Sometimes specific ideas are discussed for how to handle criticism or even just general inquiries regarding breastfeeding. Some women find that humor can be a great way to ease any tensions. For example, if someone asks, "How much longer are you going to do that?", a woman might respond, "Oh, another five minutes". Others prefer to use this situation as a chance to educate others on the numerous benefits of breastfeeding. It can be helpful to have responses in mind ahead of time such as "This works for us" or "We're doing what works for our family". These statements don't judge others choices, but simply allow the mother to show confidence in her choices. What is most important is that women don't allow others opinions of breastfeeding to come before their own natural instincts!

How does a woman's choice of maternity caregiver and the child's pediatrician affect the breastfeeding experience?

Choosing knowledgeable and supportive care providers for yourself and your baby is ideal. Many women have this in regards to breastfeeding, and many women simply do not. There are many reasons for this, some of which include misconceptions, myths and various biases regarding breastfeeding. Often when a health professional is supportive gives accurate information, this may have more to do with the practitioner's own breastfeeding experience, their spouse's experience, a friend/relatives influence, or a personal, elective pursuit of more knowledge. Unfortunately, it is often not related to the breastfeeding management facts learned in school- most practitioners will acknowledge that breastfeeding information in nursing or medical school is scarce.

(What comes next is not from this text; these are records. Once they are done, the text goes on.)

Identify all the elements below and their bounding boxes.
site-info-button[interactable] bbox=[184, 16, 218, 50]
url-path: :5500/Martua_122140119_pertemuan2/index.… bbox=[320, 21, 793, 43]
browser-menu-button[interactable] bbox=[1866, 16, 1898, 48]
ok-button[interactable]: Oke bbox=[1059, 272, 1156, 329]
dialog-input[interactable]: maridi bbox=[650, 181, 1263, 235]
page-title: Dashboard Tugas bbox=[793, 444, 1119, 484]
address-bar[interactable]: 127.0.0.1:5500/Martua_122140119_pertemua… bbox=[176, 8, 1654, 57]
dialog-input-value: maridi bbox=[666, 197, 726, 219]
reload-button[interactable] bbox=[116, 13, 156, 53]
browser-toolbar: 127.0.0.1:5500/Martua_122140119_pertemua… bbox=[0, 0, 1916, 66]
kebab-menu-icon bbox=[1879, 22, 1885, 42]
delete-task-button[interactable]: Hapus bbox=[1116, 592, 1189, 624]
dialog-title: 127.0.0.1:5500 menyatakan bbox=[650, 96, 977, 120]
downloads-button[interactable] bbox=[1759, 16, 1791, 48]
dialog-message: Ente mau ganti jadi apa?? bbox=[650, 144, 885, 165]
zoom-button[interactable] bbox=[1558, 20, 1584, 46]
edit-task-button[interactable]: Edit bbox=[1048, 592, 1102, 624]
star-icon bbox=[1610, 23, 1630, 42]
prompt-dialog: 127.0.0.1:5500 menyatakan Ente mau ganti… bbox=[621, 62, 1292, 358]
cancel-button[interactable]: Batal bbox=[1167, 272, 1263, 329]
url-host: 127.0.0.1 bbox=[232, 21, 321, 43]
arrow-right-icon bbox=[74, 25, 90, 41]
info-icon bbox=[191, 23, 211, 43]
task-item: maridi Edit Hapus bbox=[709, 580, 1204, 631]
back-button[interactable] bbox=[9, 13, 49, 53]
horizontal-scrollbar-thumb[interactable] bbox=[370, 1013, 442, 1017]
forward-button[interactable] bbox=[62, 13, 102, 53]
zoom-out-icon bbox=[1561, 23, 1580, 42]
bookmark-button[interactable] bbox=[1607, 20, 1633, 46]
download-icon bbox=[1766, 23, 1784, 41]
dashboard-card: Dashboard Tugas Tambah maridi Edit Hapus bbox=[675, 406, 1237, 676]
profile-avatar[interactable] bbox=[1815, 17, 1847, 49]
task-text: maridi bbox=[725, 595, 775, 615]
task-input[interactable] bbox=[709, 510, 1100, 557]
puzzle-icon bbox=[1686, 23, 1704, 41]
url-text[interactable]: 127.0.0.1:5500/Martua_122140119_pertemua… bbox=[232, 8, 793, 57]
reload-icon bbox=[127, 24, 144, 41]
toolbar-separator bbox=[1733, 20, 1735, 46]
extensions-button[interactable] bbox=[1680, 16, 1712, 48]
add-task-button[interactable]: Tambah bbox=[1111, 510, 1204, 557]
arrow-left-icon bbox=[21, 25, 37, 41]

Pregnancy can be an ideal time to ask questions of care providers. It is often helpful to "interview" potential or exisiting providers regarding issues that are important to you. I would encourage women to be proactive in their health care relationships; sharing concerns, asking questions, and trusting their instincts. If information given by a profressional doesn't make sense, have good results, and just plain doesn't "feel" right, then explore what options are available. Some example of this may be sharing updated studies and research with your provider, changing providers, or going to others sources (friends, family, LLL) for adjunct support and information.